Bach: Orchestral Suite No. 2 in B minor BWV 10

An opportunity arose for Bach when in 1729 the Collegium Musicum of Leipzig found itself in need of a new director. This organization, which was one of the earliest ensembles to produce and perform public concerts in the modern sense, had been founded in 1701 by Bach’s friend (and godfather to his second son) Georg Philipp Telemann.

Led by Bach the Collegium Musicum performed a weekly two-hour concert at the largest and most prestigious coffee-house in Leipzig, owned and operated by Gottfried Zimmermann

Bach held the directorship of this Collegium through 1737, and again from 1739 through 1741.

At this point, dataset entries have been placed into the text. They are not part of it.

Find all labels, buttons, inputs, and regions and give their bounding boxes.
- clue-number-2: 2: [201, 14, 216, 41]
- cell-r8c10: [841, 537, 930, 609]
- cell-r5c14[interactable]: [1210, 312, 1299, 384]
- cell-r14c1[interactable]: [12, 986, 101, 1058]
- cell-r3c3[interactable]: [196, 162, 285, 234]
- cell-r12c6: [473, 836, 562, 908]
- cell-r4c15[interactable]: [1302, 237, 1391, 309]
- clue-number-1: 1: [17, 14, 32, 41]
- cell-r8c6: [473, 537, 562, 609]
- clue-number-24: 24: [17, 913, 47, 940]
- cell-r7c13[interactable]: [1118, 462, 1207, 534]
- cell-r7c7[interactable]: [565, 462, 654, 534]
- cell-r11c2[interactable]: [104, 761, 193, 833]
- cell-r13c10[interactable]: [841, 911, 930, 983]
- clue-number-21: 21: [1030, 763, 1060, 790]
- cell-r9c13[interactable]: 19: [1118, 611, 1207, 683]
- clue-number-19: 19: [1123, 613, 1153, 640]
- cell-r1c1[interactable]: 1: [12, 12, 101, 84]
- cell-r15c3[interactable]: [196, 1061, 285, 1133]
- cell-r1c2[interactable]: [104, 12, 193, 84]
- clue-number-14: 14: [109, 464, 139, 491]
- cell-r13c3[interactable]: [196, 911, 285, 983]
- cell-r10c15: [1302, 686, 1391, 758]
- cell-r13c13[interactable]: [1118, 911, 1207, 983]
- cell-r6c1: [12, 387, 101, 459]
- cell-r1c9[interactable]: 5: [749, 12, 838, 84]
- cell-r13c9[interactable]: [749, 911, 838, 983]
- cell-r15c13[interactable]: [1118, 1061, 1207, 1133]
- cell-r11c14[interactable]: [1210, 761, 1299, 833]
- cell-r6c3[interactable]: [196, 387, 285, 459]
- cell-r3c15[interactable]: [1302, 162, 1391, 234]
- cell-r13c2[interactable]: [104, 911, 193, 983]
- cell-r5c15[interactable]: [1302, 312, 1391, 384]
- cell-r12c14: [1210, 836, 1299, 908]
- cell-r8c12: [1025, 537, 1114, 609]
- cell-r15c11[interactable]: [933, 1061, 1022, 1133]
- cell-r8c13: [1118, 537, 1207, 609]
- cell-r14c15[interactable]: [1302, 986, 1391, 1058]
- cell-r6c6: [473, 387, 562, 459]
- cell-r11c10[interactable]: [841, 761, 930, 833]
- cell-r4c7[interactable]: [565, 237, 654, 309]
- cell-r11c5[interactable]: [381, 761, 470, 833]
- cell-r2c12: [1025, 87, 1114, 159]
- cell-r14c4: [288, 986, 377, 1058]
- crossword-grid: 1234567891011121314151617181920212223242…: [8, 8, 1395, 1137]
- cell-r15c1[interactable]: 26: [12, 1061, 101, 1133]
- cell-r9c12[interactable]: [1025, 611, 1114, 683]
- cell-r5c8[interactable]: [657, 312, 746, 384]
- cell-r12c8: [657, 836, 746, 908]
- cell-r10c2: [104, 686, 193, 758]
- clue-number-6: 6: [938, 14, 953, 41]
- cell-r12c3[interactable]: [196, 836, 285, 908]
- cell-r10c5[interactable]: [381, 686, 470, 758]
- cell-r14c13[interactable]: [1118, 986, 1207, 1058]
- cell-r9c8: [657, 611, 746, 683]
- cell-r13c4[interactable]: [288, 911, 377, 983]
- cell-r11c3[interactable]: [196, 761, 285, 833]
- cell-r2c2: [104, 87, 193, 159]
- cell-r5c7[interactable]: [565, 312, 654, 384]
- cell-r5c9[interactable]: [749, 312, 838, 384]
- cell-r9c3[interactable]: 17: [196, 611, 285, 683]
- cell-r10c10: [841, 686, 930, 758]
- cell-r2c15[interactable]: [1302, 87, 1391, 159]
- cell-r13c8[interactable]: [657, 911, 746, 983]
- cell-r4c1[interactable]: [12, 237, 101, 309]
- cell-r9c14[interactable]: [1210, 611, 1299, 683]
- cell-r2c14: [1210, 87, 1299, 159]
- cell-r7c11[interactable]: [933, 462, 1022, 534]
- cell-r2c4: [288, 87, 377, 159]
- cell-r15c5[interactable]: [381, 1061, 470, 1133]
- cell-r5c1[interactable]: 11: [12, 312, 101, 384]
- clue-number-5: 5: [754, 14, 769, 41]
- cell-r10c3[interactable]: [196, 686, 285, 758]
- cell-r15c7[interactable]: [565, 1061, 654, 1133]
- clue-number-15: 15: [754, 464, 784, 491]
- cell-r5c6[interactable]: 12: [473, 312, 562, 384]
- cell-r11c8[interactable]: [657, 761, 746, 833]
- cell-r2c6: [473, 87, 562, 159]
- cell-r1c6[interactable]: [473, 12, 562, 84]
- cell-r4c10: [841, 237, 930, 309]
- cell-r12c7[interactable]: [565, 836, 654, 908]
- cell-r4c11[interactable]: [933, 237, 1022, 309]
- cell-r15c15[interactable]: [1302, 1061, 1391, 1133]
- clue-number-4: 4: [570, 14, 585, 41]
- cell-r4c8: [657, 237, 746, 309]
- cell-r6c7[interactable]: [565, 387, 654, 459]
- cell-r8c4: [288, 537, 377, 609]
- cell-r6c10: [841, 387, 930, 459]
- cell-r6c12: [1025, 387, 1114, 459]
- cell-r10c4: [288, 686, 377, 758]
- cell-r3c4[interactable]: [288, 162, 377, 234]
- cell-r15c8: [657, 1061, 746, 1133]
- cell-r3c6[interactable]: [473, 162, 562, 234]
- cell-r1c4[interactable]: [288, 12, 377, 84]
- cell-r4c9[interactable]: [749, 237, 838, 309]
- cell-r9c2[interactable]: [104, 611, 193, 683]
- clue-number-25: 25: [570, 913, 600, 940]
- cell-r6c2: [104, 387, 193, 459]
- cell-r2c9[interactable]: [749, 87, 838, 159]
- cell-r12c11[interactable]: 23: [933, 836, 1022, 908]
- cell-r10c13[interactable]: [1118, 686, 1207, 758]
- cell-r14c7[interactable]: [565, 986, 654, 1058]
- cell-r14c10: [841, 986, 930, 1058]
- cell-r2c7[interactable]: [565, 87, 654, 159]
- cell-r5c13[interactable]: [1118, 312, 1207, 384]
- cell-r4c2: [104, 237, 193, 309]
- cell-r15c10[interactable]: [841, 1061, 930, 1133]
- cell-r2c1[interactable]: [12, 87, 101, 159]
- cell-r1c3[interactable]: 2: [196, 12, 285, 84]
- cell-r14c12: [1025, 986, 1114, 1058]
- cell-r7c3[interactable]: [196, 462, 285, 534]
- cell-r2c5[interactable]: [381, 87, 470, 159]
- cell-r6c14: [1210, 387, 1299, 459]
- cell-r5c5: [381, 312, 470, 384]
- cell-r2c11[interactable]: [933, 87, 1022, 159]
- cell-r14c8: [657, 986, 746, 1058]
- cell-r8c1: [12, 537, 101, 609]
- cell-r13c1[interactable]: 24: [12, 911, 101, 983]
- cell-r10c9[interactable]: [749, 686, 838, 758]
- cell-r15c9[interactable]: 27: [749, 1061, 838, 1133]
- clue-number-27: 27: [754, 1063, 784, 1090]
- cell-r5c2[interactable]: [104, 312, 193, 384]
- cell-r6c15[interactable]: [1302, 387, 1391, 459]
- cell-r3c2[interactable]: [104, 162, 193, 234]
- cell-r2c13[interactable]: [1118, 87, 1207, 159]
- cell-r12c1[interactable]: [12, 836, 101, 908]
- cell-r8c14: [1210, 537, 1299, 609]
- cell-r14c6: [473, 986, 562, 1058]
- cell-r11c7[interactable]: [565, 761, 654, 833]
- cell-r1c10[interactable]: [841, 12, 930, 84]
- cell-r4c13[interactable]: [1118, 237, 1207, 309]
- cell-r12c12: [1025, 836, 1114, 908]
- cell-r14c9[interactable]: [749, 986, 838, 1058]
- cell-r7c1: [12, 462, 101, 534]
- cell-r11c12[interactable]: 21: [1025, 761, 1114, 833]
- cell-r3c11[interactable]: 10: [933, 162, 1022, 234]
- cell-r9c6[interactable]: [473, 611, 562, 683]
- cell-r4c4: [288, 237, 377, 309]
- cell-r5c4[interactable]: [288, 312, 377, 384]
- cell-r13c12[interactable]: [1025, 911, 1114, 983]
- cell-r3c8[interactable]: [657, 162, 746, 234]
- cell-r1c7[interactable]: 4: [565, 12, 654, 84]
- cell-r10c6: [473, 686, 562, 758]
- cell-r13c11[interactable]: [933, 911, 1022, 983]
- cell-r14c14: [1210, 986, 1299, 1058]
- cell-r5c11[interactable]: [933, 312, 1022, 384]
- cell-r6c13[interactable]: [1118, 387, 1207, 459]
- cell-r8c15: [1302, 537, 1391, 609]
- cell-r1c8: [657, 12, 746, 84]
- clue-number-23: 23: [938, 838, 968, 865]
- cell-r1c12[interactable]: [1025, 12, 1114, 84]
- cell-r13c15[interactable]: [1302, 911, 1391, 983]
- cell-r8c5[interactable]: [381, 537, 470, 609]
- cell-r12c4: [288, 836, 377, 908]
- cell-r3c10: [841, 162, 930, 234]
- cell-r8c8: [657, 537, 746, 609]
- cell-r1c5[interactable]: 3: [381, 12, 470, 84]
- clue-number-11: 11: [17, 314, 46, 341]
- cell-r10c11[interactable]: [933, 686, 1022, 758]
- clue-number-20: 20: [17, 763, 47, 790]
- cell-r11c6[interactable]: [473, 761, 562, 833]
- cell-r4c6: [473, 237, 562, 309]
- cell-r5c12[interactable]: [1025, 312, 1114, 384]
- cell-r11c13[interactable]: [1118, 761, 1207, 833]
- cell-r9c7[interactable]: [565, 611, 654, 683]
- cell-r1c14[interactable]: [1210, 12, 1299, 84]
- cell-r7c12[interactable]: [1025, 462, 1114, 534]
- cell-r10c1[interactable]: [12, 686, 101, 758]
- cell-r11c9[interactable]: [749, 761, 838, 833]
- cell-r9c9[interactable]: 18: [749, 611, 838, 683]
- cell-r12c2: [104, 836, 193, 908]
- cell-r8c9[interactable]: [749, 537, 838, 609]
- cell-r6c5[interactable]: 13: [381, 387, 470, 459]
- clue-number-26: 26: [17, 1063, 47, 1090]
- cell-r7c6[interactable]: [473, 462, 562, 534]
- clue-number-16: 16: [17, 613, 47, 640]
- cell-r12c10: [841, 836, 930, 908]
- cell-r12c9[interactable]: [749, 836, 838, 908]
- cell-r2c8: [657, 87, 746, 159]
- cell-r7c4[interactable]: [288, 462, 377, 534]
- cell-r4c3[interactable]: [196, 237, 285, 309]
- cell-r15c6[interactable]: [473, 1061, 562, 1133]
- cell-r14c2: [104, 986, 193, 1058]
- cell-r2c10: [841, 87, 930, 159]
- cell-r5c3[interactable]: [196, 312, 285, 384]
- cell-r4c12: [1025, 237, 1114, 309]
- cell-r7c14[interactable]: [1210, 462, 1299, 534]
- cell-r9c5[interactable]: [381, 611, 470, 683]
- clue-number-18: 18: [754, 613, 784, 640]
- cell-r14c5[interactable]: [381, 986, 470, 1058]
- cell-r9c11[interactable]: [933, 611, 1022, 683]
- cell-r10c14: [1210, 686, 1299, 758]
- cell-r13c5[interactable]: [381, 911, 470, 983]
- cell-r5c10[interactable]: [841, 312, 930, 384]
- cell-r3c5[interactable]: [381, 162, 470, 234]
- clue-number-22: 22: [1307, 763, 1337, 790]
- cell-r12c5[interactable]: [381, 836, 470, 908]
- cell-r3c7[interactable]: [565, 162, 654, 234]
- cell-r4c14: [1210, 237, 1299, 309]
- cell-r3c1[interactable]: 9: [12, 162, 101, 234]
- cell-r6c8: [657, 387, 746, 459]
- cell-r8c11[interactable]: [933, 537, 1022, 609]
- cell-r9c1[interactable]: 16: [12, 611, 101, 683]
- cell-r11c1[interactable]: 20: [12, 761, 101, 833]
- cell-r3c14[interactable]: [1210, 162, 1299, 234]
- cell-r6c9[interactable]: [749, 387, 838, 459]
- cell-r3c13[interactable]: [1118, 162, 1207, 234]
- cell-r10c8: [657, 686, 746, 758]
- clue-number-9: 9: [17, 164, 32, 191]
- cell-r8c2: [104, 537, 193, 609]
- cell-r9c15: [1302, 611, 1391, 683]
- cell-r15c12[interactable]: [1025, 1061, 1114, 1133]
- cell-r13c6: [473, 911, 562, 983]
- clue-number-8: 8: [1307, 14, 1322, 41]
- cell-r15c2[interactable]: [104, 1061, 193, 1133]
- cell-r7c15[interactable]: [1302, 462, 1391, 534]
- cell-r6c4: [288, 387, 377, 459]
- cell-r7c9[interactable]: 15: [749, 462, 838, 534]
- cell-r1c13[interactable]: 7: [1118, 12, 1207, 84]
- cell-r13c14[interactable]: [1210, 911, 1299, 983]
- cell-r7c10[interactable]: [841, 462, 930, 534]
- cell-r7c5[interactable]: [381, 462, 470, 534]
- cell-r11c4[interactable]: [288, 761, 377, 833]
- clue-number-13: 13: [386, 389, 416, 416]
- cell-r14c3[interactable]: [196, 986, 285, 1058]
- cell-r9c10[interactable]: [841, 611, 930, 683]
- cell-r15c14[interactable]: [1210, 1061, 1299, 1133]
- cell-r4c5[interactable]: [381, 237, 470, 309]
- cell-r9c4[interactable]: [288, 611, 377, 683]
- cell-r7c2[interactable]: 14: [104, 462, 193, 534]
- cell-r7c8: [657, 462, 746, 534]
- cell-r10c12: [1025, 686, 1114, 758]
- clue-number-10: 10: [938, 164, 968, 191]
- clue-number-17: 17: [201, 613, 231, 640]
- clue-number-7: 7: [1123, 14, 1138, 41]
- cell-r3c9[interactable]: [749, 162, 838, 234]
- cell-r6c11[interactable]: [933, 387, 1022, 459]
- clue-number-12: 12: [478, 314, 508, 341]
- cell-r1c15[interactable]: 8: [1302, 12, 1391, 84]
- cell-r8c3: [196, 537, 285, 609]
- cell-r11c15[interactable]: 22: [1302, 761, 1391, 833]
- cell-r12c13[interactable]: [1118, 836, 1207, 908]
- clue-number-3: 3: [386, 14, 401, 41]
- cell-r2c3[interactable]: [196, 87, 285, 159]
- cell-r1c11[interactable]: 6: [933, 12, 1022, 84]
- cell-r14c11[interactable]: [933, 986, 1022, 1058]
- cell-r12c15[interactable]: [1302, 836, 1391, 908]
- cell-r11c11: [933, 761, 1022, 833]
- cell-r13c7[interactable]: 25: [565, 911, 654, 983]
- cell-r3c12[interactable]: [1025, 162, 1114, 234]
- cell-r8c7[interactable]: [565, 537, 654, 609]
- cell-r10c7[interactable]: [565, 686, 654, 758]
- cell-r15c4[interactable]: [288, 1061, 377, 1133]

For these concerts he had to compose or obtain, and rehearse and perform, a vast quantity of music. His 10-year tenure as director of the Collegium meant producing an estimated 500 concerts. A major orchestral genre of the time was the overture with appended suite of dances (Telemann is reckoned to have composed many hundreds). There are four which survive from Bach’s hand. Three of them, the one in C major, and both of those in D major, were probably composed in the 1710’s and revived for the Collegium concerts. The overture in B minor for flute and strings is more likely to have been composed anew for the Collegium and the only surviving parts date from the late 1730’s. As in other examples of this genre, the opening movement is the largest in scale, alternating between a slower section of majestic character and a quicker, fugal section. It is then followed by a series of dance-movements: a Gavotte (even though it is labeled “Rondeau”), a Sarabande, a pair of Bourrées, a Polonaise with a variation, and a Menuet. To round it off a movement that superficially resembles a fast Gavotte, but which Bach calls “Badinerie.”